The most recent legal action against the Celsius Network by a U.S. state has attracted the eye of many crypto enthusiasts. The State of Kentucky has lodged a complaint against Celsius, a crypto lending service.
A state securities division ruling on Thursday called for the company to stop and desist from operating its “Earn Interest Accounts.”
States’ Disapproval for Interest Bearing Accounts
Kentucky disapproves of the startup’s wording on crypto accounts in which it refers to “rewards” or a “funding fee.” Celsius’ interest-bearing accounts are allegedly in violation of state securities legislation, failing to explain what happens to customers’ deposits, and state securities safeguards are not applied to consumers.
In any of these scenarios, Celsius Network may seek an emergency hearing to dispute the judgment, or it may appeal the decision through the courts. Another strike to the company that has already attracted the ire of Texas, Alabama, and New Jersey has now been dealt by Kentucky.

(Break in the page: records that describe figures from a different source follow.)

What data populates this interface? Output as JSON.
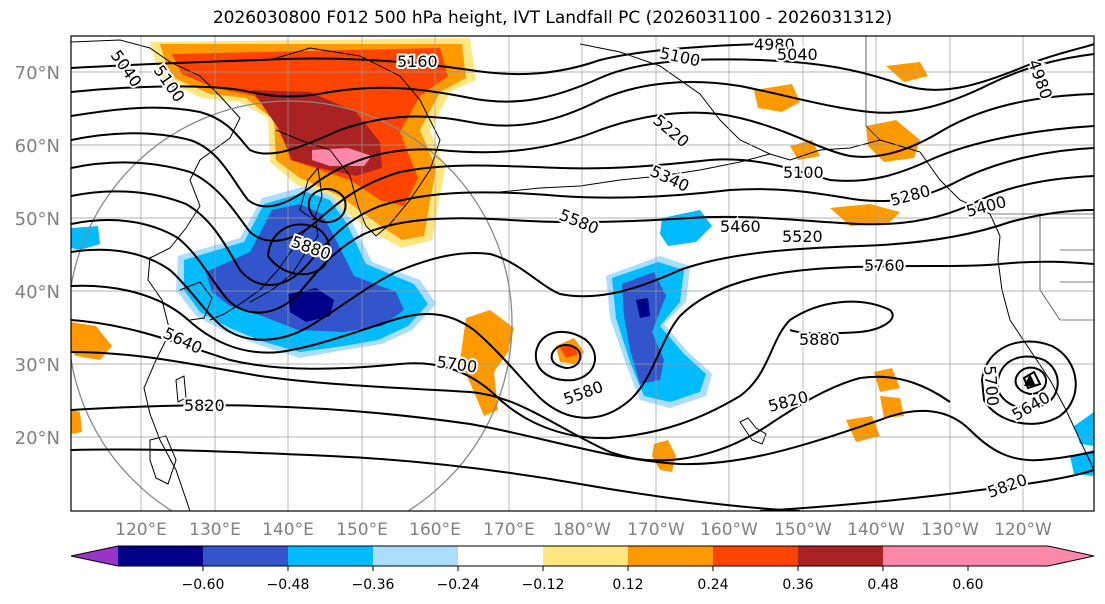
{
  "title": "2026030800 F012 500 hPa height, IVT Landfall PC (2026031100 - 2026031312)",
  "map": {
    "lat_ticks": [
      "70°N",
      "60°N",
      "50°N",
      "40°N",
      "30°N",
      "20°N"
    ],
    "lon_ticks": [
      "120°E",
      "130°E",
      "140°E",
      "150°E",
      "160°E",
      "170°E",
      "180°W",
      "170°W",
      "160°W",
      "150°W",
      "140°W",
      "130°W",
      "120°W"
    ],
    "contour_labels": [
      {
        "text": "5160",
        "name": "contour-label-5160"
      },
      {
        "text": "5100",
        "name": "contour-label-5100-west"
      },
      {
        "text": "5040",
        "name": "contour-label-5040-west"
      },
      {
        "text": "5100",
        "name": "contour-label-5100-north"
      },
      {
        "text": "4980",
        "name": "contour-label-4980"
      },
      {
        "text": "5040",
        "name": "contour-label-5040-north"
      },
      {
        "text": "4980",
        "name": "contour-label-4980-east"
      },
      {
        "text": "5220",
        "name": "contour-label-5220"
      },
      {
        "text": "5340",
        "name": "contour-label-5340"
      },
      {
        "text": "5100",
        "name": "contour-label-5100-alaska"
      },
      {
        "text": "5280",
        "name": "contour-label-5280-east"
      },
      {
        "text": "5400",
        "name": "contour-label-5400"
      },
      {
        "text": "5580",
        "name": "contour-label-5580-north"
      },
      {
        "text": "5460",
        "name": "contour-label-5460"
      },
      {
        "text": "5520",
        "name": "contour-label-5520"
      },
      {
        "text": "5880",
        "name": "contour-label-5880-japan"
      },
      {
        "text": "5760",
        "name": "contour-label-5760"
      },
      {
        "text": "5640",
        "name": "contour-label-5640-west"
      },
      {
        "text": "5880",
        "name": "contour-label-5880"
      },
      {
        "text": "5700",
        "name": "contour-label-5700"
      },
      {
        "text": "5580",
        "name": "contour-label-5580-low"
      },
      {
        "text": "5820",
        "name": "contour-label-5820-west"
      },
      {
        "text": "5820",
        "name": "contour-label-5820-mid"
      },
      {
        "text": "5700",
        "name": "contour-label-5700-east"
      },
      {
        "text": "5640",
        "name": "contour-label-5640-east"
      },
      {
        "text": "5820",
        "name": "contour-label-5820-south"
      }
    ]
  },
  "colorbar": {
    "tick_labels": [
      "−0.60",
      "−0.48",
      "−0.36",
      "−0.24",
      "−0.12",
      "0.12",
      "0.24",
      "0.36",
      "0.48",
      "0.60"
    ],
    "colors": [
      "#9933cc",
      "#000088",
      "#3355cc",
      "#00bbff",
      "#aaddff",
      "#ffffff",
      "#ffe680",
      "#ff9900",
      "#ff4400",
      "#aa2222",
      "#ff88aa"
    ]
  },
  "palette": {
    "pink": "#ff88aa",
    "darkred": "#aa2222",
    "red": "#ff4400",
    "orange": "#ff9900",
    "yellow": "#ffe680",
    "lightblue": "#aaddff",
    "cyan": "#00bbff",
    "blue": "#3355cc",
    "navy": "#000088",
    "purple": "#9933cc"
  }
}
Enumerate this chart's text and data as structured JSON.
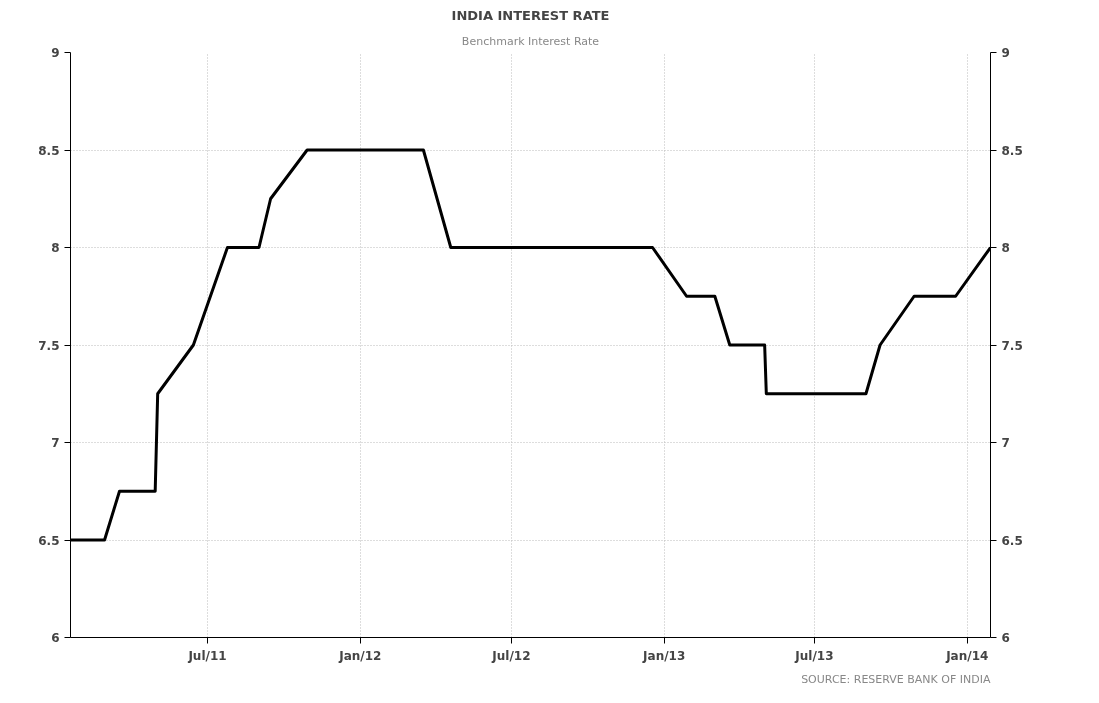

In an effort to thwart interest-earning cryptocurrency products, New Jersey has issued a cease and desist order, stopping the network from selling them in the state. According to the statement, Celsius is using sales of allegedly unlawful securities to finance its crypto lending and trading activities.
Action Taken Against Crypto Lending Firms
After issuing a similar ban in July, New Jersey followed suit today with a similar ban on another crypto lending company called BlockFi. Other loan businesses operating in New Jersey should take notice of the current trend.
Even last week, when asked about the financial issues Celsius’ loan firm has gotten itself into with state regulators, CEO Alex Mashinsky said on a live broadcast ask-me-anything that he is interested in educating the authorities about his company’s approach.